The focus was evident during the Day’s 7 a.m. orientation briefing. Among the literature and primer-like legislative materials the attendees received, one piece of glossy paper stood out. Titled “Railroad Regulation: A Smart, Balanced Approach,” the two-sided paper featured a succinct characterization of rail life, pre-Staggers (“Over-Regulation Nearly Killed American Railroads”) and post-Staggers (“Balanced Regulation — An American Success Story.”) The word “re-regulation” isn’t used. A “communications consultant” helped them “reformat” their approach, said Association of American Railroads (AAR) Senior Vice President of Legislation Obie O’Bannon. The consultant? Frank Luntz chairman emeritus of Luntz, Maslansky Strategic Research. A sentence on the firm’s Web page reads: “We find the EXACT words and phrases to help you succeed — the messages that will frame the debate and generate support for your side of the issue.”
The point: The rail industry’s already regulated, O’Bannon told briefing attendees. “We just want [Congress] to pursue something that is balanced and reasonable.”
For the most part, the lobbyists I walked the halls of Congress with tried to frame the issues thusly. It’ll take time for them to get used to the new way of talking. A group told U.S. Rep. Jerry Moran (R-Kan.), a short-line tax credit champion, that they were concerned about bills that might increase railroad regulation, but struggled to steer clear of uttering the “re-reg” word. When told of the change in vocabulary, Moran said, chuckling: “I’m going to have to get used to this. You guys have said that for so long ... [but] in today’s political climate, I can see why you’re taking that approach.”
It isn’t just about politics, though ... or at least it doesn’t have to be. By being “exact,” they stand to have a better shot at delivering a clear “Freight Rail Works” message — one that some of even their staunchest critics get — and at framing the issue. Another potential benefit of being exact/more precise/more accurate: They can begin to wean themselves off the “fightin’ words” rhetoric that can muddle the simple message they’re trying to deliver.
Of course, nothing’s that simple or clear-cut on the Hill. It wouldn’t take much to turn phrases like “balanced and reasonable” into a whole new battle cry. But it seems to me the message-senders are more sincere about being clear this go-round. Congrats to Day sponsors AAR, American Short Line and Regional Railroad Association, Railway Supply Institute, Railway Tie Association, Railway Engineering-Maintenance Suppliers Association, Railway Systems Suppliers Inc., National Railroad Construction and Maintenance Association Inc. and shipper coalition Saving Our Service for a day’s worth of smart(er) conversation.
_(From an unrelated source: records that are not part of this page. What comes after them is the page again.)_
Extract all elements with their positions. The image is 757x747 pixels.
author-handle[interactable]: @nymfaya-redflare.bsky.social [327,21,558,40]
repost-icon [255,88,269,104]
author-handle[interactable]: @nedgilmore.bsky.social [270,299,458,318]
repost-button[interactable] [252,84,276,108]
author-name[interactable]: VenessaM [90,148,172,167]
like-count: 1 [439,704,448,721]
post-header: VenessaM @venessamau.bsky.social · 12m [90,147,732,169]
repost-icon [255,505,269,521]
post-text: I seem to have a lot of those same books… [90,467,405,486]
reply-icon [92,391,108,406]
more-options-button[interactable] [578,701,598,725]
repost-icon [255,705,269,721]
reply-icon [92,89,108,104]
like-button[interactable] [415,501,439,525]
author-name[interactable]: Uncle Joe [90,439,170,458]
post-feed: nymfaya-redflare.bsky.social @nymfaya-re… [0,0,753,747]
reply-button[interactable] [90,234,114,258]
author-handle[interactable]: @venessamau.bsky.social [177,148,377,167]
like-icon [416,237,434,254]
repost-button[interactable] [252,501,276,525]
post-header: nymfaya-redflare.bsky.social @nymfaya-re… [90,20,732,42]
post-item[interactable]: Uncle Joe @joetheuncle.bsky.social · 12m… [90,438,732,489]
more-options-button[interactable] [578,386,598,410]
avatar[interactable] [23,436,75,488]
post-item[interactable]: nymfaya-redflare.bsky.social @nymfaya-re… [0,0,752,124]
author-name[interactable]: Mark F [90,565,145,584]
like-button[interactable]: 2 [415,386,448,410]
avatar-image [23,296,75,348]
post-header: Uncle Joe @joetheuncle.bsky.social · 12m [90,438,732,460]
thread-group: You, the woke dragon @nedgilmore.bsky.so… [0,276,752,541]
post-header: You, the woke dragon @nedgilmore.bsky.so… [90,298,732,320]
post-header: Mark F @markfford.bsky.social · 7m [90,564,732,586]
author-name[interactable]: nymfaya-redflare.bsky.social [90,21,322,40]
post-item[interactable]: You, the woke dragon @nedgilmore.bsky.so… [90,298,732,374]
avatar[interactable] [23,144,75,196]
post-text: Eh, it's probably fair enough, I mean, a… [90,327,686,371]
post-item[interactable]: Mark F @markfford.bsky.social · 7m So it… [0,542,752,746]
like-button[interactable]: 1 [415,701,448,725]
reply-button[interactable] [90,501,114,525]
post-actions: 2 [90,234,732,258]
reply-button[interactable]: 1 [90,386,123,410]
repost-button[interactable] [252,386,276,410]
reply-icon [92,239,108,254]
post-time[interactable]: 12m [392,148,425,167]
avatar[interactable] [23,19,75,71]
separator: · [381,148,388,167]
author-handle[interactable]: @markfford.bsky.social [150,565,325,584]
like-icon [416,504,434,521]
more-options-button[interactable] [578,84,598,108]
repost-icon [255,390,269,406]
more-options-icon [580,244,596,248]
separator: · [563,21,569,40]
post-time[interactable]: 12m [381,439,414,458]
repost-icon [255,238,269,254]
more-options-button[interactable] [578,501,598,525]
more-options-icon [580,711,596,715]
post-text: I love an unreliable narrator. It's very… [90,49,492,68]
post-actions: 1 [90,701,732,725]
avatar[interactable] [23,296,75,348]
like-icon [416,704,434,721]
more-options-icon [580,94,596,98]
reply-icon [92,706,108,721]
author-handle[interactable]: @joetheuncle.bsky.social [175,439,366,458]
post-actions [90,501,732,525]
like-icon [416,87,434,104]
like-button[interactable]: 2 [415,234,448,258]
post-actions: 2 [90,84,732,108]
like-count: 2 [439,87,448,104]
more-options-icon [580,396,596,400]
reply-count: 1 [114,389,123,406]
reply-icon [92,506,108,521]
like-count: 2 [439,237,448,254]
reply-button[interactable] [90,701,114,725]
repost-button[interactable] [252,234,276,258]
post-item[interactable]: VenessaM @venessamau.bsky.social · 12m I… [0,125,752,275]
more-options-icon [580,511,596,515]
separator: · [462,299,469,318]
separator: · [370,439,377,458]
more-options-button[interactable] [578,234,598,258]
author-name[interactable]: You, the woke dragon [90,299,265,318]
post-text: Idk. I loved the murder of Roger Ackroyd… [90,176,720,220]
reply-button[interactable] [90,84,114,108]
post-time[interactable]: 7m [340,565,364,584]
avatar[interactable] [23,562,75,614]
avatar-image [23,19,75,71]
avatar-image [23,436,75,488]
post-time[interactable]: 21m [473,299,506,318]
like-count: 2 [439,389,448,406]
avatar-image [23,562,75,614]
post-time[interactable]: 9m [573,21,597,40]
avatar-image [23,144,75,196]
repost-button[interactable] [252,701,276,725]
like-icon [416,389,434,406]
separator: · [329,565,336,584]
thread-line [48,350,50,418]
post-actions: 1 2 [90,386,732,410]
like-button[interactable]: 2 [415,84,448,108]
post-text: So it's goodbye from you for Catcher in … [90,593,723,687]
Last month, I was fortunate to visit the Piscataway, N.J., headquarters of Strato Inc., which manufactures and engineers a range of products for the rail and transit industries. Mostly, I listened to Strato execs share their story, and it’s a good one: They’re celebrating the company’s 40th anniversary bent on meeting the challenge of change and meeting it head on.
They’ve been moving forward incrementally, doubling the engineering staff during the past five years. The company’s 6,000-square-foot research-and-development lab features rapid-prototyping and end-of-car hose simulation capabilities. New product development is part of the plan. During the past year or so, Strato has unveiled a coupler mounted bracket and two heavy-duty, long-life yokes.
It was an instructive visit. I left thinking this: Here’s a privately held company that serves the hard-hit mechanical segment and the strategists there are looking ahead, thinking longer term, striving hard to stay the customer-focus course — and more than living to tell about it. Thanks to all the Strato folks who took the time to show me where they’re at, what they’re thinking about and what’s possible, even in this anything-but-certain environment.